Companies that are interested in monitoring the comings and goings of potentially bad actors can also benefit from better tracking techniques. At the Black Hat conference in Las Vegas, senior security consultant Gregory Fleischer of FishNet Security cataloged the ways that companies can fingerprint visitors' browsers and systems, track their visits, and further unmask their identities.

Echoing Sun Microsystems CEO Scott McNealy's infamous comment from 1999 -- "You have zero privacy anyway, get over it." -- Fleischer told attendees not to expect websites to give up tracking users.

"Web tracking is inevitable -- it is going to happen, and it's here to stay," he said. "It will be more pervasive in the future."

Many of the design decisions used to increase browser functionality also allow sites to more persistently track their visitors. Tracking makes uses of information leaked by a browser, either because of a design weakness or just as an offshoot of the browser's normal functionality.

"Ultimately, an effective tracking solution needs to encompass all facets of information exposed by the browser, but care should be taken to avoid relying on user cooperation, deception, or outright theft of user information," Fleischer stated in his whitepaper on the topic.
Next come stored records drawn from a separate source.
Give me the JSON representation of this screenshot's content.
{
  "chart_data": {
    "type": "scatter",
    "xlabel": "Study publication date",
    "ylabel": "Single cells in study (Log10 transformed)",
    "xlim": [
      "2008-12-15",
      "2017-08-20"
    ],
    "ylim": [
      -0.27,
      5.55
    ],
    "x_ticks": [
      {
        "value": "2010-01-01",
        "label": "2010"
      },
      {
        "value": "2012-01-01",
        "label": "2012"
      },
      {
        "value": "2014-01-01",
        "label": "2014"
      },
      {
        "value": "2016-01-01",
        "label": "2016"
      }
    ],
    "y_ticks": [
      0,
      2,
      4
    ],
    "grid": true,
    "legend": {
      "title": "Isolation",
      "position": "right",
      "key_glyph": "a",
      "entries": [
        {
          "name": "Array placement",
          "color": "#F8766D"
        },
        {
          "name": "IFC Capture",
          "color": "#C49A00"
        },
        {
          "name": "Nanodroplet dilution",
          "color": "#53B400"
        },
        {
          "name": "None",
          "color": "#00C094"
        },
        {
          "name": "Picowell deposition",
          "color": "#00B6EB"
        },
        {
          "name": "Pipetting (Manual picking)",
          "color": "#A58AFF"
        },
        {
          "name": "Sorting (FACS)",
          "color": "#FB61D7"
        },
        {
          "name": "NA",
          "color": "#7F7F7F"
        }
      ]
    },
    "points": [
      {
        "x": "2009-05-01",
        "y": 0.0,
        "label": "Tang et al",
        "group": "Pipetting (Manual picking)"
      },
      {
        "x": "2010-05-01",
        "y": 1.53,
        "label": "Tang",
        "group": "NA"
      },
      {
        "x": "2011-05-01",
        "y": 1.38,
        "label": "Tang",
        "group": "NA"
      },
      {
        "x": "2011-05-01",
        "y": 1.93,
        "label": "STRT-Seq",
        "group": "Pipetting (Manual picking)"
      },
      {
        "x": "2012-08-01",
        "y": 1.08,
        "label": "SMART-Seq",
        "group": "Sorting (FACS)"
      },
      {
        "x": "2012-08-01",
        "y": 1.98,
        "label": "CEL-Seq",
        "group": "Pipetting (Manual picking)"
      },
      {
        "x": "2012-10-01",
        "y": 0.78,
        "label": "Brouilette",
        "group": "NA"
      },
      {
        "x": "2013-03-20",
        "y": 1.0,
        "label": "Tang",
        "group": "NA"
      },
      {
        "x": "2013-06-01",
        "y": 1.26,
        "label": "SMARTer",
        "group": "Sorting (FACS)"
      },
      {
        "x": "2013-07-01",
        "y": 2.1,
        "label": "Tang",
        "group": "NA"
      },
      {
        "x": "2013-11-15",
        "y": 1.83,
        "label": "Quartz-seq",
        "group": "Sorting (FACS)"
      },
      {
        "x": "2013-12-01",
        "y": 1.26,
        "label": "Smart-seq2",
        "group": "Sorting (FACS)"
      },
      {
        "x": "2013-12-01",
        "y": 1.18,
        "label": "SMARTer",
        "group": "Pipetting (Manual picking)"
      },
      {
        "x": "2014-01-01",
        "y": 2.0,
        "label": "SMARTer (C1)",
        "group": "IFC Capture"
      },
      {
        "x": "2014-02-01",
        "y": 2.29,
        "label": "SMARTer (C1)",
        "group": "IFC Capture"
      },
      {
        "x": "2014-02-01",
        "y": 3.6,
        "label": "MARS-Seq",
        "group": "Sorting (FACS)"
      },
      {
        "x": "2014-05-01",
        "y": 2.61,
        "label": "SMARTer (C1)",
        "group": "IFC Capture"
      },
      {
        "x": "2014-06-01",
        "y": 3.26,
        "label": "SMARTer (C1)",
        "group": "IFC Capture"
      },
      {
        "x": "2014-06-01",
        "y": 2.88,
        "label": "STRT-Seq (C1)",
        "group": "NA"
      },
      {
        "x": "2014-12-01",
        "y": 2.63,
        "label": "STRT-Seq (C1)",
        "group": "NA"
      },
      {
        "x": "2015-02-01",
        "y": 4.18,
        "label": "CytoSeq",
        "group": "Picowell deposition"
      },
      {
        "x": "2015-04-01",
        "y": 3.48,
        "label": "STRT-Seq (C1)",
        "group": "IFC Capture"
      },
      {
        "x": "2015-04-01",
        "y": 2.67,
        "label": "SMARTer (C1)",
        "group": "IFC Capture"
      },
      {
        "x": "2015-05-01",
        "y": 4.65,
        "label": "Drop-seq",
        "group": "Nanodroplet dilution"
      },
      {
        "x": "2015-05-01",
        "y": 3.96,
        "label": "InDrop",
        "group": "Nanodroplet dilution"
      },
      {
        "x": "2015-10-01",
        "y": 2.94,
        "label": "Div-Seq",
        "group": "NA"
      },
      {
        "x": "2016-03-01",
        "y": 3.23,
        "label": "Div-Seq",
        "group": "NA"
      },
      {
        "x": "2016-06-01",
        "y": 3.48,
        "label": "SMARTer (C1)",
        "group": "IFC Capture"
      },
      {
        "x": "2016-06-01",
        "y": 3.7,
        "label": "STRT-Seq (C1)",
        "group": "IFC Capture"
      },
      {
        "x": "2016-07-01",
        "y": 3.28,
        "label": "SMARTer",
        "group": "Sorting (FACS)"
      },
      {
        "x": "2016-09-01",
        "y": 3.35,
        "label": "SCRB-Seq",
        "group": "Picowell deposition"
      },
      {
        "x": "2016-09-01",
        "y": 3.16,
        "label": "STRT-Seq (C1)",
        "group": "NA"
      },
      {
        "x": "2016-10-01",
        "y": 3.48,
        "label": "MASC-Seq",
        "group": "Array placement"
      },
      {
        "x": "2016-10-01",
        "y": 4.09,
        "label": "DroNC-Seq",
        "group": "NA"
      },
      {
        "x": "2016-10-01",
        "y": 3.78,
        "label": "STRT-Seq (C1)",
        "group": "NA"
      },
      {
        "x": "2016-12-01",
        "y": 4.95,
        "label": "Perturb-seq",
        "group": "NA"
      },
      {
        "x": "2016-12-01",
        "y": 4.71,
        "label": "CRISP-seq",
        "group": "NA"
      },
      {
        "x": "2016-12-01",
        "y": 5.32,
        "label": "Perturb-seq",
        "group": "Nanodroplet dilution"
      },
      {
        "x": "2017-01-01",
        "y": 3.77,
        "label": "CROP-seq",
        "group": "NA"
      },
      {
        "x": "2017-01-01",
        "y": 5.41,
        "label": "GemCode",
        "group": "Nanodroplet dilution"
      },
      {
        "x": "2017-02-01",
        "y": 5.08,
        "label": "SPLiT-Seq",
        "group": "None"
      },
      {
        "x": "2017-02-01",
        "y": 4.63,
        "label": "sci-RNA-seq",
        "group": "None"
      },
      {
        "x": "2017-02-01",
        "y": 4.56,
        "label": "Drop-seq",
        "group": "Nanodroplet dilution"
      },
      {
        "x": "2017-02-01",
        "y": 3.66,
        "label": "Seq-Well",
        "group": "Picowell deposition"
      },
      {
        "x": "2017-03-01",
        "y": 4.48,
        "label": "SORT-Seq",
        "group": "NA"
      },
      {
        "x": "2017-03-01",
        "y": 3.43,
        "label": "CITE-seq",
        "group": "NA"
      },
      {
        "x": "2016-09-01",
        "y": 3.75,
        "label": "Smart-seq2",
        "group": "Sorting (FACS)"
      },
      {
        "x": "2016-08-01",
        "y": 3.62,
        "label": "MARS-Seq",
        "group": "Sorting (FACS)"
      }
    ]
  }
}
[ A security research group uses cached JavaScript to control computers connecting to a malicious proxy, gaining intelligence on fraudsters and criminals. See JavaScript Botnet Sheds Light On Criminal Activity. ]

Fingerprinting allows the tracker to keep tabs on a user, even when he may take actions to foil the eavesdropping. In particular, the plug-ins installed by a user can help websites create a better fingerprint of the user's system. For example, the existence of NoScript, a popular Firefox plug-in that blocks unwanted Javascript from running, can be detected and become a component in a robust fingerprint, Fleischer said.

Because plug-ins offer more detailed access to machine-specific and software-specific characteristics, they can create better fingerprints of systems and help track visitors more reliably. Ubiquitous plug-ins -- such as Adobe Flash and Acrobat, Microsoft Silverlight, and Oracle's Java -- can all reveal system data that can identify a system. Java, in particular, can be used to collect information that can make up a more reliable fingerprint.

"When you have Java installed, it is very easy to set an ID," he said.

Fingerprinting can track visitors even if they use anonymizing technologies, such as proxy servers and the Tor network. Other privacy technologies can be easily circumvented to allow tracking, according to Fleischer. Private browsing modes, for example, can be evaded, especially by coordination between sites. And tracking protection lists, a blacklisting technology to block bad actors, are not foolproof either, he said.

Finally, sites that work together can correlate their tracking information to better track visitors.

"By correlating over time and over large networks, sites that are tracking will have better results," he said.